Come già avevamo visto nel nostro provato dalla Milan Games Week 2023, Simon the Sorcerer Origins ha tutte le carte in regola per essere un videogioco qualitativamente ben al di sopra della media. Eppure, spulciando online (come per esempio fra i commenti di uno dei trailer disponibili su YouTube), fra chi si dice entusiasta all’idea del ritorno di Simon in questa veste, abbiamo però scovato un piccolissimo (fortunatamente) nugolo di utenti pronti a esprimere il proprio disappunto nei confronti dell’opera di Smallthing Studios.
Tutto ciò, chiaramente, senza neppure aver provato il gioco, senza aver la benché minima idea di quale sarà il risultato finale. Però queste persone e le loro opinioni esistono, per questo abbiamo voluto chiedere a Giulia Valentini e a Fabrizio Rizzo il loro pensiero anche a questo riguardo.
Ciò che è certo è l’orgoglio e la sicurezza riguardo il lavoro svolto.
“Siamo cresciuti molto, anche noi stessi, con lo sviluppo di Simon the Sorcerer Origins […]. Vogliamo creare l’esperienza migliore possibile, siamo sicuri del lavoro che abbiamo fatto e siamo certi che il nostro lavoro parlerà da sé” dice il lead game designer.
Gli fa eco Valentini, raccontando esplicitamente che “comunque lo avremmo fatto, saremmo stati criticati, per forza di cose” e per questo motivo “abbiamo deciso di buttarci e fare qualcosa di nuovo, fare qualcosa che potesse sia creare nostalgia nei confronti dei fan […], ma che potesse anche attrarre nuovi utenti“.
Ciò che è certa, citano questa vicenda entrambi i membri del team, è l’importanza del supporto al progetto dei fratelli Woodroffe.
“I fratelli Woodroffe sono rimasti entusiasti del nostro gioco, sia a livello di scrittura che di trama, dello stile visivo stesso […].” dice l’art director.
E altrettanto raggiante è stato Fabrizio Rizzo nel raccontarcelo: “[…] Mike Woodroffe, mi pare, che, leggendo quello che stavamo facendo, si è detto veramente soddisfatto. L’autore originale che va a dire una cosa del genere a noi, italiani, uno studio indipendente, è incredibile“.
Una breve conclusione
Giusto per scrivere due righe finali, vogliamo riportare alcune parole di Giulia Valentini al nostro chiederle un’opinione in merito al creare un titolo come Simon the Sorcerer Origins che, sulla carta, si dovrebbe rivolgere al pubblico della nicchia dei punta e clicca.

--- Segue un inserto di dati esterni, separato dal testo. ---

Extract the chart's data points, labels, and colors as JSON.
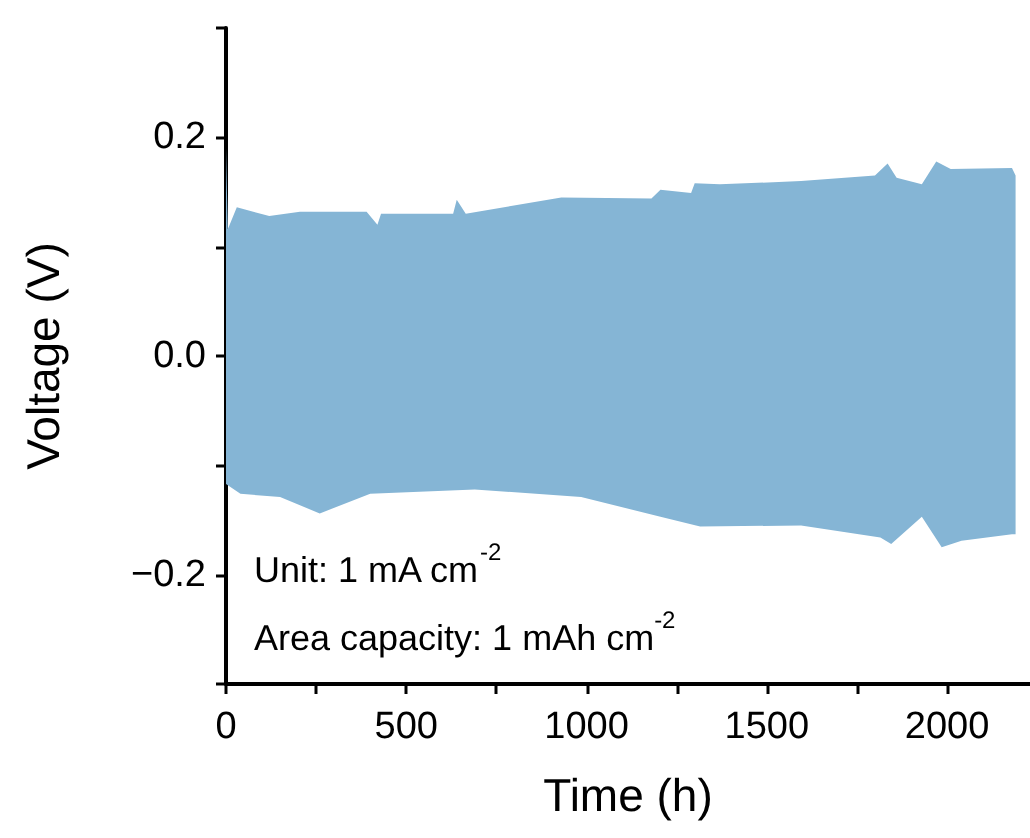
{
  "chart_data": {
    "type": "area",
    "xlabel": "Time (h)",
    "ylabel": "Voltage (V)",
    "xlim": [
      0,
      2230
    ],
    "ylim": [
      -0.3,
      0.3
    ],
    "xticks": [
      0,
      {
        "value": 250,
        "label": null
      },
      500,
      {
        "value": 750,
        "label": null
      },
      1000,
      {
        "value": 1250,
        "label": null
      },
      1500,
      {
        "value": 1750,
        "label": null
      },
      2000
    ],
    "yticks": [
      {
        "value": -0.3,
        "label": null
      },
      -0.2,
      {
        "value": -0.1,
        "label": null
      },
      {
        "value": 0,
        "label": "0.0"
      },
      {
        "value": 0.1,
        "label": null
      },
      0.2,
      {
        "value": 0.3,
        "label": null
      }
    ],
    "grid": false,
    "marker": "none",
    "annotations": [
      "Unit: 1 mA cm$^{-2}$",
      "Area capacity: 1 mAh cm$^{-2}$"
    ],
    "series": [
      {
        "color": "#85b5d5",
        "x": [
          0,
          5,
          30,
          120,
          205,
          390,
          420,
          430,
          630,
          640,
          665,
          930,
          1180,
          1205,
          1290,
          1300,
          1370,
          1595,
          1800,
          1835,
          1860,
          1930,
          1970,
          2010,
          2180,
          2190
        ],
        "values": [
          0.19,
          0.116,
          0.136,
          0.128,
          0.132,
          0.132,
          0.12,
          0.13,
          0.13,
          0.143,
          0.13,
          0.145,
          0.144,
          0.152,
          0.149,
          0.158,
          0.157,
          0.16,
          0.165,
          0.176,
          0.163,
          0.157,
          0.178,
          0.171,
          0.172,
          0.165
        ]
      },
      {
        "color": "#85b5d5",
        "x": [
          0,
          40,
          150,
          260,
          400,
          690,
          985,
          1205,
          1315,
          1595,
          1815,
          1845,
          1930,
          1985,
          2040,
          2180,
          2190
        ],
        "values": [
          -0.117,
          -0.126,
          -0.129,
          -0.144,
          -0.126,
          -0.122,
          -0.129,
          -0.147,
          -0.156,
          -0.155,
          -0.166,
          -0.172,
          -0.147,
          -0.175,
          -0.169,
          -0.163,
          -0.163
        ]
      }
    ]
  }
}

“Il genere punta e clicca è di nicchia per sua ragion d’esistere, però insomma, ce ne sono tanti al giorno d’oggi (uno lo abbiamo recentemente recensito su queste pagine). Ci sono tante persone che si stanno avvicinando adesso a questo genere. Un po’ per rallentare la macinazione di videogiochi estremamente lunghi, estremamente time consuming che c’è adesso“.
“Penso che ci sia molto più spazio in questo momento per giochi più piccoli, […] un po’ più tranquilli“.
Se pensate che Simon the Sorcerer Origins possa essere uno di questi giochi più piccoli e più tranquilli, vi ricordiamo che uscirà nel 2024 (la data precisa di rilascio dovrebbe arrivare molto presto). Lo si potrà giocare su tutte le piattaforme: Windows, Mac e Linux tramite Steam, così come console Microsoft e Sony, oltre che ovviamente anche Nintendo Switch. Fra l’altro, le edizioni console saranno pure in formato fisico.
Infine, Fabrizio Rizzo ci ha tenuto caldamente a dirci che prossimamente ci saranno diverse novità anche per la produzione in generale di Smallthing Studios, tra nuove IP e titoli in licenza.